With Brexit causing a degree of uncertainty across the housing market, Persimmon’s near-term outlook could continue to be challenging. For example, investors may become increasingly concerned about housing affordability. The house price to earnings ratio has occupied a range between 5.5x and 6x over the last five years. In the last 30 years it has only been higher than its current level for a brief period of time prior to the financial crisis. At a time when interest rates may move higher and there is the potential for changes to the Help to Buy scheme under a new Prime Minister, investors may adopt a cautious stance towards the stock and the wider housebuilding sector.
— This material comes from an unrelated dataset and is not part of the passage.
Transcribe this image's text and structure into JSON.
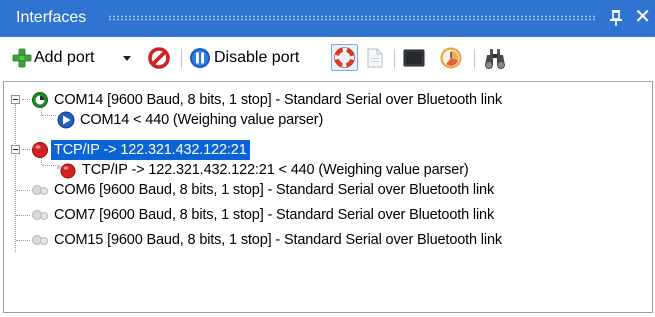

Indeed, investor sentiment towards the housebuilder has been weak throughout 2019, with its share price falling by 1%. This is in contrast to a 12% rise for the FTSE 100 over the same time period.

Growth opportunity

However, Persimmon’s strategy could place it on a path to long-term growth. By focusing on the customer experience, it could produce more sustainable returns that reduce the prospect of customer redress in the long run.

Although the near-term prospects for the housing market may be challenging, the company continues to report robust demand for its properties. Average selling prices also continue to move higher, while a shortage of supply of new homes seems unlikely to abate over the long run. In fact, with the UK forecast to have an extra 210,000 households per year over the next 20 years, the current level of housing starts appears to be inadequate. In 2017, for example, just 184,000 new homes were built.

Investment potential

Persimmon’s P/E ratio of 7 suggests that its share price factors in the short-term risks faced by the housebuilding sector. Since the company is expected to return capital by way of a dividend of 235p per share in the 2020 financial year, it currently has a dividend yield of 12%.


Clearly, though, its income potential over the long run is highly dependent on its financial performance. But, with a net cash position of over £1 billion, it appears to have the financial strength to pay out a large proportion of future profit as a dividend.

Therefore, while there may be a volatile period ahead for the stock, it could offer long-term investment potential. It seems to have a sound strategy that may provide sustainable growth in an appealing wider housing market.